Yet for all this, Pryor has seldom, if ever, been fully credited for his immense acting skills. Though many celebrate his comedy, it was Pryor’s acting ability in conjunction with his comedic timing that made him such a formidable talent. His improvisational flow as Slim in The Mack (1973) could serve as a method acting lesson for aspiring thespians, while his brief, but charismatic appearances in films like Uptown Saturday Night (1974) and Car Wash (1976) basically steal the show. Films like Silver Streak (1976) and Stir Crazy (1980) would feature Pryor in a successful buddy-flick duo with actor Gene Wilder. Pryor played three different, equally hilarious characters in Which Way is Up (1977). However, it is Pryor’s dramatic work in a film like Blue Collar (1978) that clearly shows that he was more than just another funny man. Watching Pryor lay back in the cut among the star-studded ensemble of Murphy, Redd Foxx and Della Reese, in Harlem Nights (1989) is but another example of his underrated abilities as a dramatic actor.
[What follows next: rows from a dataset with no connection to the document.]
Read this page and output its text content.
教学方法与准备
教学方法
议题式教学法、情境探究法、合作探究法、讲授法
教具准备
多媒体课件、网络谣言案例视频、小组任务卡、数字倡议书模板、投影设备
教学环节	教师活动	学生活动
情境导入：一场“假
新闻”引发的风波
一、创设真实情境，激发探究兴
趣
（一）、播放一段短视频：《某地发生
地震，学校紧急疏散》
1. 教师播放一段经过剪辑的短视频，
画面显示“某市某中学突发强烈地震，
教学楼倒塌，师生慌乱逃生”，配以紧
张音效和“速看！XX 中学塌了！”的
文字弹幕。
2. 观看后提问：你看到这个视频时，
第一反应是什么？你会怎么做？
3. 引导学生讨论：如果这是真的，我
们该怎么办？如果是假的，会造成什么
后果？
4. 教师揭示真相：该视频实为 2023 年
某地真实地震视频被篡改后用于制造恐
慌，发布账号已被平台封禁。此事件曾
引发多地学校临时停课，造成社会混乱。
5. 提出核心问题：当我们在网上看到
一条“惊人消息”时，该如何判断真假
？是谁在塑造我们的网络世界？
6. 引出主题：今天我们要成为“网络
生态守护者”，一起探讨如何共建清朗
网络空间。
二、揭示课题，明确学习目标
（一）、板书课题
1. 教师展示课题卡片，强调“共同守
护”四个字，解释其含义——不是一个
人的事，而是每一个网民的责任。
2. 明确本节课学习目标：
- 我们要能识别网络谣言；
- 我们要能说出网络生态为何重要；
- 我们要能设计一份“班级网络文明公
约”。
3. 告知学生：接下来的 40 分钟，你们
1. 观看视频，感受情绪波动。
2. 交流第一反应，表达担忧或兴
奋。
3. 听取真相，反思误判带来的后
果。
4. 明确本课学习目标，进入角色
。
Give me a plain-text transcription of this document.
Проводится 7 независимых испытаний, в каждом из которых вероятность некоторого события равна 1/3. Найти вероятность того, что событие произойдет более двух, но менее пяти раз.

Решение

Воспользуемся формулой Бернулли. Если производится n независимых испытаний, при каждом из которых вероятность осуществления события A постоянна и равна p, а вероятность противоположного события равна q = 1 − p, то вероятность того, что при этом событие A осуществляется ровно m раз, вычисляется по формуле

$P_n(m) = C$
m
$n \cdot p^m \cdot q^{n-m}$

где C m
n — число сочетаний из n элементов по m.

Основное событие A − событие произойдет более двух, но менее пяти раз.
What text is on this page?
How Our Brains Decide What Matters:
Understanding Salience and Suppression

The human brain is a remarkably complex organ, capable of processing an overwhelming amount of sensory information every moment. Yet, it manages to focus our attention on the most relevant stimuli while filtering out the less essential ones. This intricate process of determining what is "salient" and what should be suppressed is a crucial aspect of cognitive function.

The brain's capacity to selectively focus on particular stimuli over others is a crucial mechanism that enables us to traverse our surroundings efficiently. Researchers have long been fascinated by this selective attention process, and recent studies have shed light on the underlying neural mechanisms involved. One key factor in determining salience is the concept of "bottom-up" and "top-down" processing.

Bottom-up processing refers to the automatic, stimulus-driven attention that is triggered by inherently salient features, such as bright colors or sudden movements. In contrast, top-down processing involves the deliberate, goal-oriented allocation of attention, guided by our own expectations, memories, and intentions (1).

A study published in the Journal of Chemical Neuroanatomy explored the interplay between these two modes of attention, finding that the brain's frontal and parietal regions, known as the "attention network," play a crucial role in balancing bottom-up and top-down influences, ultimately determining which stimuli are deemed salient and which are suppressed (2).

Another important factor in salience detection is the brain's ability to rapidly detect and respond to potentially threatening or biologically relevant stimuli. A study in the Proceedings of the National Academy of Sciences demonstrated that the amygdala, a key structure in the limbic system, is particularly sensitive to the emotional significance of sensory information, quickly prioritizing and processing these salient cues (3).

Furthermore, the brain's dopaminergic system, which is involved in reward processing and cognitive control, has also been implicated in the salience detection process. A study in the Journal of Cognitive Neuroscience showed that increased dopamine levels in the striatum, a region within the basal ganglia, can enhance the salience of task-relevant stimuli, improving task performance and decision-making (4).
For all this dramatic work, Pryor will always be known as a comedian, first and foremost. His comedy work has been recognized across the board, from receiving the inaugural Mark Twain Prize for American Humor from the Kennedy Center in 1998, to being cited as a major influence by virtually every comedian working today. One can hear echoes of Pryor in some unexpected places, like Billy Bob Thornton’s memorable character, Carl, appropriating Pryor’s famous “Yeah, and it’s deep, too,” joke in Sling Blade (1997). Pryor’s iconic status continues to live with us as indicated most recently by the ubiquitous Richard Pryor T-shirt in Judd Apatow’s Superbad (2007).
The film Richard Pryor: Live in Concert debuted in 1979, featuring one of Pryor’s live standup performances from a 1978 Long Beach, Calif., show. Live in Concert marked the first time that the film of a live comedy performance would serve as a feature film. Pryor is at his best as he walks the stage in his red, silk shirt making fun of himself, talking in unvarnished terms about race—and even giving a shoutout to former Black Panther Party leader Huey P. Newton, who is sitting in the audience that night. The film cost very little to produce, but it quickly made a grip at the box office, setting the standard for future standup comedy concert films to come.
Pryor, of course, made his name as a standup comedian, long before appearing in film. Though he began his early career in the 1960s as an imitator of the much more mainstream Bill Cosby, Pryor would transform his routine by the early 1970s after having spent time with people like Newton and the Panthers in the Bay Area during this particularly militant phase of the Black Power struggle. His ‘70s-era comedy albums are nothing short of masterpieces. Albums like Craps (1971); That Nigger’s Crazy (1974); …Is It Something I Said? (1975); Bicentennial Nigger (1976); and Wanted: Live in Concert (1978) form the core of his incredible body of work.